Fuhuş konusunda reformlara 16. yüzyılda girişildi. Reformlara gidilmesinin temel nedenleri gittikçe yaygınlaşan zührevi hastalıklardı. 15. ve 16. yüzyıllarda frengi, on yılda bütün nüfusun üçte birini yokedecek boyutlara ulaşmıştı. Hastalık korkusu ve ahlaki kaygılar fahişeliği kontrol etmek için birleşti. Orleans Sınıflar Meclisi 1560 tarihli bir yasayla genelevleri kapattı. Zührevi hastalıklara tutulanlar ve özellikle bu hastalıkların kökeni sayılan fahişeler şiddetle cezalandırılıyordu. Oysa bu dönemde muhabbet tellalarına verilen cezalar gülünç derecede önemsizdir.
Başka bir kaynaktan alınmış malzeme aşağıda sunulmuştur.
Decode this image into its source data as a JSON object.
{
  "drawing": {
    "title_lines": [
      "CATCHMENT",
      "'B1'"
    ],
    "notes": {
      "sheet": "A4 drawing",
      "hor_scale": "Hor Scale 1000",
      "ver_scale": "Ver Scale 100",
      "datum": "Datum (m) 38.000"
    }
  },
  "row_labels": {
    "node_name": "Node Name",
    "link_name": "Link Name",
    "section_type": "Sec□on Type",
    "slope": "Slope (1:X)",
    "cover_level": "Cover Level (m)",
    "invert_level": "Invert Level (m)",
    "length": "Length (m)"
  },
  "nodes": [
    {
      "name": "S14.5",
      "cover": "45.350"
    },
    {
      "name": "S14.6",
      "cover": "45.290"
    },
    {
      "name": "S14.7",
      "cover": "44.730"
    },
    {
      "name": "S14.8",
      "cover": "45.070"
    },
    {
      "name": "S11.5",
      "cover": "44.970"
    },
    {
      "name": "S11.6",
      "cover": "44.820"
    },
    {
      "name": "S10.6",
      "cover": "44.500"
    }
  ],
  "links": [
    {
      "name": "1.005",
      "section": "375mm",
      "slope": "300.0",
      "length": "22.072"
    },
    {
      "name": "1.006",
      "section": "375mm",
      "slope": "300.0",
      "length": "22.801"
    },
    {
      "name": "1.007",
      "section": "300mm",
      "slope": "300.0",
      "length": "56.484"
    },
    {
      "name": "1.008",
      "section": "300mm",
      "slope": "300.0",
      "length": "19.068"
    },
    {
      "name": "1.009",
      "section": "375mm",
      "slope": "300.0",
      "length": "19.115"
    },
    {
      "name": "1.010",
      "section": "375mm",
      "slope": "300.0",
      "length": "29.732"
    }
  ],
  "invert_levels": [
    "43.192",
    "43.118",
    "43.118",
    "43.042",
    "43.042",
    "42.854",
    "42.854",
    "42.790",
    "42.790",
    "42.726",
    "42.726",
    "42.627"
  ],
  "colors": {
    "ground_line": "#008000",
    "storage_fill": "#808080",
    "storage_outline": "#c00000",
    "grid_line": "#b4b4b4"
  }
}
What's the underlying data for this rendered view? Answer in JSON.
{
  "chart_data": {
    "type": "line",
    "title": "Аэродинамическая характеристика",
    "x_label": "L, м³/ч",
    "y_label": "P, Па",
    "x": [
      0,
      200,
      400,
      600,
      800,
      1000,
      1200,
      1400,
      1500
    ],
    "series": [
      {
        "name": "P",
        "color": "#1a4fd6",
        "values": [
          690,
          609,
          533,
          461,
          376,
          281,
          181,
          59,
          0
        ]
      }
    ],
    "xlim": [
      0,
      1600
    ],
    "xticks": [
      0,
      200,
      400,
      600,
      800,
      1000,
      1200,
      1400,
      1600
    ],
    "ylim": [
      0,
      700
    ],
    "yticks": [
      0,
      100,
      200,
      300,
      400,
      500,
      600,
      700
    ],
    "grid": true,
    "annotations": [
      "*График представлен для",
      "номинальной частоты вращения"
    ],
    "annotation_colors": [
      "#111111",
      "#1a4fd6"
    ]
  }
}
17.yüzyılda Paris’de fahişeler için sağlık ve bakım kurumları oluşturuldu. Bunu Berlin izledi. Tıbbi kontrolü zorlamak için polis, Eski Roma ve ortaçağ sistemlerine dönerek fahişelik yapılan yerlere vesika verdi. Yerel polis düzenlemeleri ulusal bir yasaya dönüşmese de 19. yüzyıla dek Avusturya, Belçika Macaristan, İtalya-Portekiz-İspanya ve Almanya’ nın büyük bölümünde ve İskandinav ülkelerinde etkili olmuştur. ABD.’de resmi bir düzenleme geniş çapta yayılmadıysa da, yerel polis “Kırmızı semtleri” hoş görerek denetledi. 19. yüzyılın sonlarında Viyana’da bir Tıp kongresinde fahişeliğin incelenmesi ve genelevlere vesika uygulanması ile ilgili uluslararası bir yasanın çıkarılması konusunda ilk çalışmalar yapıldı. Günümüzde birçok ülkede ya fuhuş yasağı ya da belirli kurallar çerçevesinde sınırlı bir fuhuş serbestliği söz konusudur, tümüyle sınırsızlığa rastlanmaz.
Görüldüğü gibi fuhuşun tarihi, aynı zamanda kadını satmanın ve kadının kendi bedeni üzerinde egemenliğini yitirmesinin de öyküsüdür.